Do you have any idea what's going on within your teeth? I'd never given it much thought until April, when one of my molars revolted, and my teeth became the only thing I could think about. As everyone who's ever had a toothache knows, the quaint discomfort that the name conveys doesn't represent the immense anguish that a toothache can generate; at times, the pain was so intense that I couldn't use my laptop.

After a week of inconclusive X-rays, a failed round of antibiotics, and fistfuls of an internet-recommended ibuprofen-acetaminophen combo, I was eventually referred to an endodontist—a specialist who treats oral pain—to meet my tormentor. I'd shattered a tooth, which the endodontist was ultimately able to find using a CT scan. I was pumped up with novocaine moments later, and after a few minutes of drilling, the endodontist asked whether I wanted to examine the source of all my pain. "Yeah," I breathed largely through my nose. He held up his forceps, and dangling from the tip was what appeared to be a miniature, leafless tree depicted in the bright crimson of fresh blood. It seemed too flawless, its edges too distinct, like something made for a film rather than an average lump of human viscera.

Nothing was going the way I expected. One of the most often dreaded treatments in contemporary medicine is recommended when a tooth splits: a root canal, which is so infamously painful that its name has long been a popular metaphor for a long journey through suffering itself. That's why I was in the chair that day: to have my tooth drilled out and its nerves and vasculature extracted. After the CT scan, I'd asked the expert to root-canal me right then and there while I was experiencing the boldness of sheer desperation rather than making me come back the next day. That's when things started to become strange. When the endodontist said we were done, I assumed he was joking—pop culture had spent years preparing me for an event that no longer existed. After the local anesthetic had worn off, I ate supper as if nothing had occurred.

My tale is not an unusual one from the last year and a half. I joined many other Americans in what appears to be a pandemic tooth-cracking feast due to a mix of acute stress, new medicine, and what had previously been a modest inclination to grinding my teeth in my sleep. According to a February poll conducted by the American Dental Association, over two-thirds of dentists reported finding more broken teeth in their offices during the pandemic than previously, and 71% reported more excellent rates of bruxism, which is involuntary grinding that can lead to cracks. Yet, according to my endodontist, the root-canal industry was thriving.

Asgeir Sigurdsson, chair of the NYU Department of Endodontics, confirmed that this is still the case six months later. Not only are individuals anxious, but many people who would have had problems detected at a routine appointment in 2020 avoided their exams due to budgetary constraints. Then, as Americans became vaccinated, dentists' appointment books began to fill up rapidly, which may have discouraged some patients from scheduling a cleaning.

Checkups are easy to put off—even the most primary dental treatment is expensive and, at best, physically painful, and around one-third of American people lack coverage for any portion of it. In addition, submitting to a cleaning increases your chances of being informed that you require an expensive, unpleasant operation, and some unscrupulous practitioners take advantage of patients' incompetence to evaluate their dental health.

People who require a root canal are usually aware that they need one. Cracks, diseases, and severe degradation are all readily apparent. According to Sigurdsson, each tooth has 1,500 to 2,000 nerve fibers at its core, with the majority of them being a sort of receptor that solely detects pain. (If you've never contemplated the complete absence of dental pleasure in your life, well, there you have it.) It's maybe not surprising, therefore, that getting all of those nerve fibers scooped out of your tooth used to hurt—enough to produce an understanding of the root canal that has lasted long beyond its accuracy. Thank God for medical and technological advancements.

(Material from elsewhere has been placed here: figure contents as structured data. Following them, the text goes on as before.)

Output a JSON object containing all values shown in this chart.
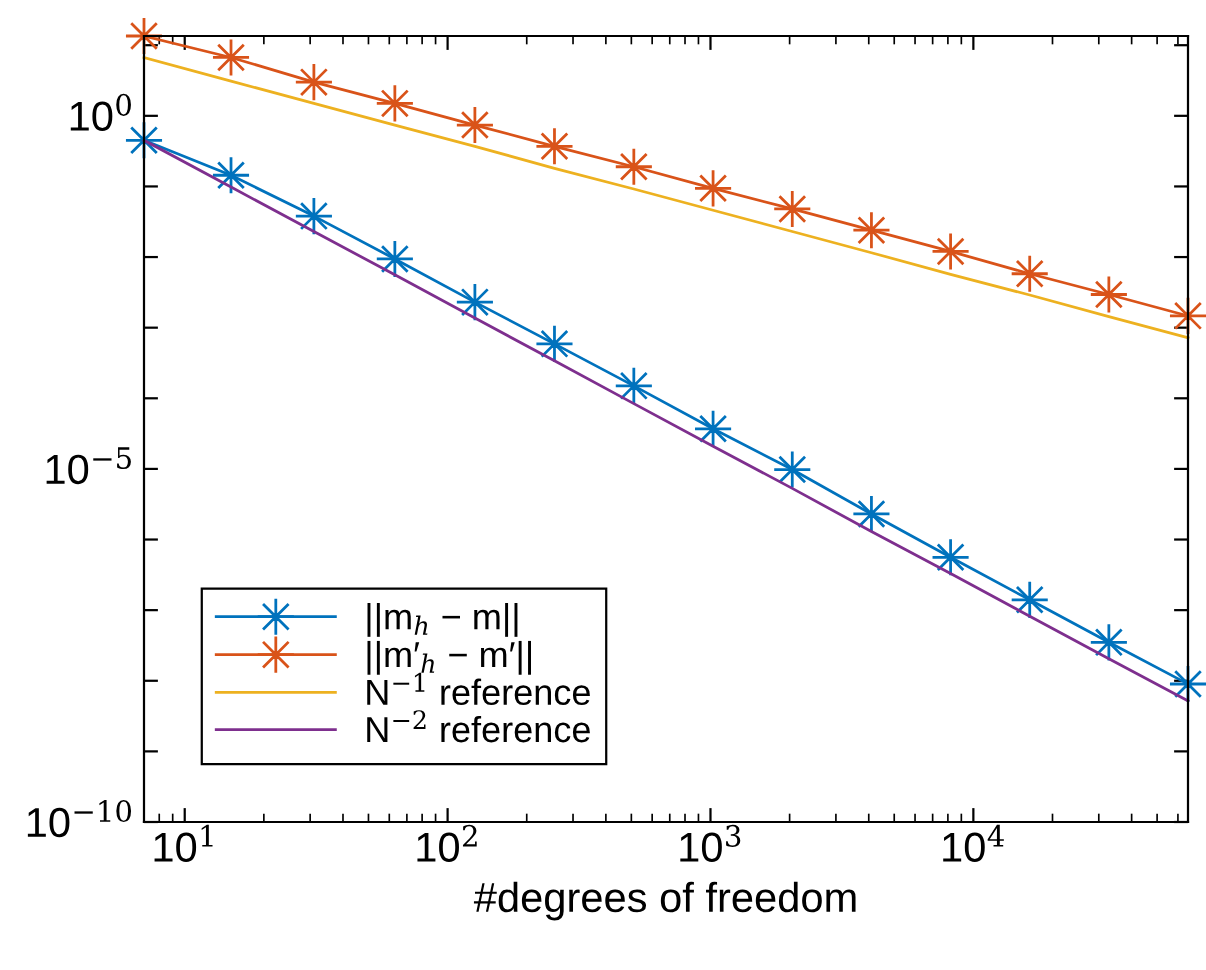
{
  "chart_data": {
    "type": "line",
    "xlabel": "#degrees of freedom",
    "log": "xy",
    "x": [
      7,
      15,
      31,
      63,
      127,
      255,
      511,
      1023,
      2047,
      4095,
      8191,
      16383,
      32767,
      65535
    ],
    "series": [
      {
        "name": "||m$_{h}$ − m||",
        "color": "#0072bd",
        "marker": "star",
        "values": [
          0.45,
          0.144,
          0.038,
          0.0094,
          0.0023,
          0.00059,
          0.00015,
          3.7e-05,
          9.8e-06,
          2.3e-06,
          5.6e-07,
          1.4e-07,
          3.5e-08,
          9e-09
        ]
      },
      {
        "name": "||m′$_{h}$ − m′||",
        "color": "#d95319",
        "marker": "star",
        "values": [
          13.5,
          6.7,
          3.0,
          1.5,
          0.74,
          0.37,
          0.19,
          0.094,
          0.048,
          0.024,
          0.012,
          0.0058,
          0.00295,
          0.00147
        ]
      },
      {
        "name": "N$^{−1}$ reference",
        "color": "#edb120",
        "marker": "none",
        "values": [
          6.7,
          3.1,
          1.5,
          0.74,
          0.37,
          0.18,
          0.092,
          0.046,
          0.023,
          0.0115,
          0.0057,
          0.0029,
          0.00143,
          0.00072
        ]
      },
      {
        "name": "N$^{−2}$ reference",
        "color": "#7e2f8e",
        "marker": "none",
        "values": [
          0.45,
          0.098,
          0.023,
          0.0056,
          0.00137,
          0.00034,
          8.4e-05,
          2.1e-05,
          5.3e-06,
          1.3e-06,
          3.3e-07,
          8.2e-08,
          2.05e-08,
          5.2e-09
        ]
      }
    ],
    "xlim": [
      7,
      65535
    ],
    "ylim": [
      1e-10,
      13.5
    ],
    "xticks": [
      {
        "value": 10,
        "label": "10$^{1}$"
      },
      {
        "value": 100,
        "label": "10$^{2}$"
      },
      {
        "value": 1000,
        "label": "10$^{3}$"
      },
      {
        "value": 10000,
        "label": "10$^{4}$"
      }
    ],
    "yticks": [
      {
        "value": 1e-10,
        "label": "10$^{−10}$"
      },
      {
        "value": 1e-09,
        "label": null
      },
      {
        "value": 1e-08,
        "label": null
      },
      {
        "value": 1e-07,
        "label": null
      },
      {
        "value": 1e-06,
        "label": null
      },
      {
        "value": 1e-05,
        "label": "10$^{−5}$"
      },
      {
        "value": 0.0001,
        "label": null
      },
      {
        "value": 0.001,
        "label": null
      },
      {
        "value": 0.01,
        "label": null
      },
      {
        "value": 0.1,
        "label": null
      },
      {
        "value": 1,
        "label": "10$^{0}$"
      },
      {
        "value": 10,
        "label": null
      }
    ],
    "grid": false,
    "legend": "bottom left",
    "line_style": "solid"
  }
}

Except that there haven't been many notable advancements in root canal therapy. Sigurdsson has been conducting the technique regularly for 30 years, and it's essentially unchanged from when he learned it in dentistry school.

Even if everything is done right, none of this guarantees that every patient's operation is now painless. The novocaine injections themselves are rather unpleasant, and for patients who are afraid of needles may be scary. According to Sigurdsson, some individuals with complex problems, such as significant nerve inflammation, will not respond adequately to the current anesthetics. Furthermore, some data shows that anxious persons about their surgery are more difficult to anesthetize, possibly because their fight-or-flight response or another neurochemical reaction hinders the anesthetic's efficacy. However, Sigurdsson assured me that the vast majority of his patients were pleasantly pleased.

If generations of dental students have been instructed to numb their root-canal patients before plunging into their pulp thoroughly, why has the procedure's reputation endured? It might be because root canals are thankfully uncommon for most individuals. Many patients who may require more than one surgery in their lives spend decades between them, unknowing that the next one will be less painful. If you've never had a root canal, you might recall your parents moaning about a particularly nasty one.